Study to focus on reasons of infertility among recent war veterans
The new study seeks to find out why veterans from the US most recent wars are more likely to suffer from issues related to infertility than their civilian counterparts.
Researchers on Tuesday announced their plans for a new study to find out why veterans from the US most recent wars are more likely to suffer from issues related to infertility than their civilian counterparts.
Officials from Legacy, a fertility clinic, will partner with the Department of Veterans Affairs for the study.
Researchers will test sperm collected from more than 1,000 veterans that participated in the onslaught of aggression in West Asia and North Africa dubbed by the United States as the "Global War on Terror" in a bid to look for common problems among the population of veterans.

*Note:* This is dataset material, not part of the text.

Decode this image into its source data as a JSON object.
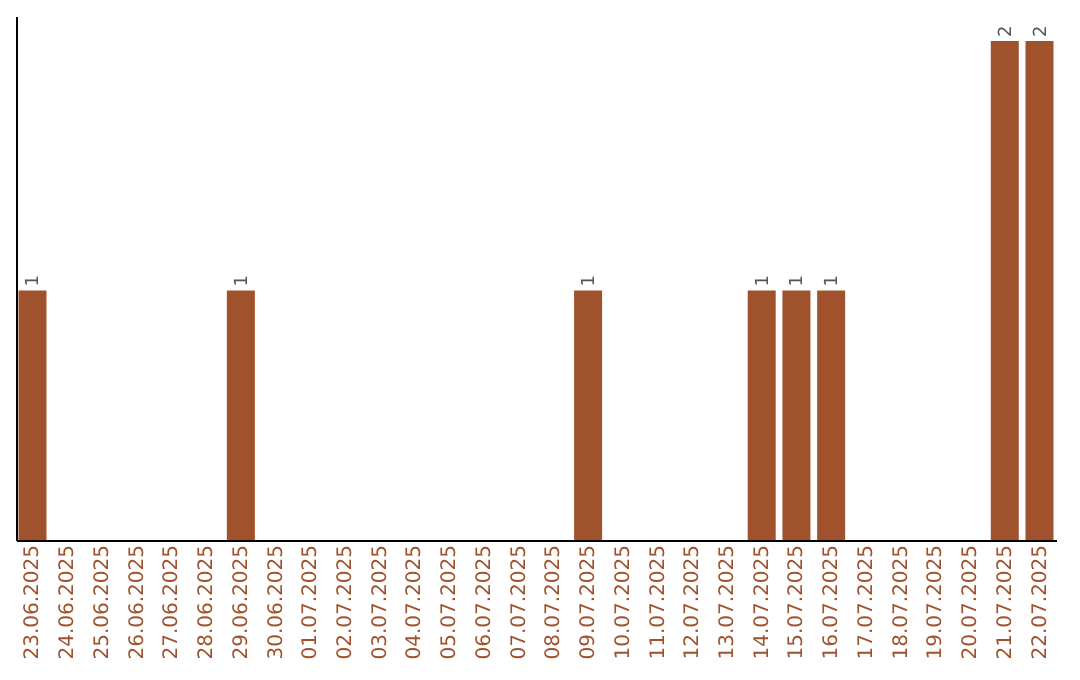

For over two decades, the US waged wars in Afghanistan, Iraq, Syria, Yemen, and Somalia, to name a few countries, and this not only take the lives of hundreds of thousands of civilians throughout the years of war but also saw thousands of US soldiers suffering from many issues, psychological and physical, to serve the "greater goal" of solidifying Washington's standing in the international arena.
The goal of the study is to use the findings to expand the fertility services the Veterans Affairs Department offers over the coming years.
"As a VA physician, I have witnessed firsthand veterans struggling with family building," Veterans Health Administration's healthcare innovation chief Dr. Ryan Vega said. "This effort is important to further understanding a tackling a challenge so many of our nation's veterans face."
Previous studies have shown that the rate of fertility among soldiers that fought in Afghanistan and Iraq could be half that of civilians for unclear reasons.
Legacy officials said they plan on studying various variables, including burn pit exposure during service, traumatic brain injury side effects, and ongoing PTSD, to see how these issues might affect the conception of a child.
US troops stationed overseas have long held a practice of using burn pits to get rid of their toxic waste. The items that went into the burn pits included batteries, medical waste, plastics, ammunition, even amputated body parts, rubber and chemicals.
Nearly 30,000 troops and filled out a survey on exposure to burn pits between April to December 2014, and data from the survey highlighted the health conditions experienced by US troops.
The most commonly diagnosed health problems were insomnia and neurological problems. Other problems included allergies, high blood pressure, lung diseases like emphysema, chronic bronchitis, and asthma.
One veteran, Julie Tomaska from the Minnesota Air National Guard, who was deployed during the invasion of Iraq on twice in 2005 and 2007, was living near one of these burn pits, which was in Iraq's Balad airbase. She and her colleagues knew this could not be good for them.
Although more than 200,000 servicemembers have registered at the burn pits registry to help "better understand the potential health effects of burn pits and other exposures", the majority of the claims have so far been rejected.
The study will focus on men only, but organizers said they hoped the findings will improve fertility services given by VA.
The researchers will collect and test sperm samples. They will then be cryogenically stored to be reanalyzed six months later in order to identify any additional issues.
The Cooperative Research and Development Agreement between VA and Legacy stipulates that the company covers the cost of cryopreservation for all study participants through December 2023, and VA will be responsible for covering the cost of any continued preservation after that date.
The findings will be released in a report in early 2024.
the fact that the study must be done shows that the US wars on "terror" did not have any beneficiaries except the officials in Washington and the conglomerates they used to exploit and loot the natural resources of the countries that were the victims of their aggression.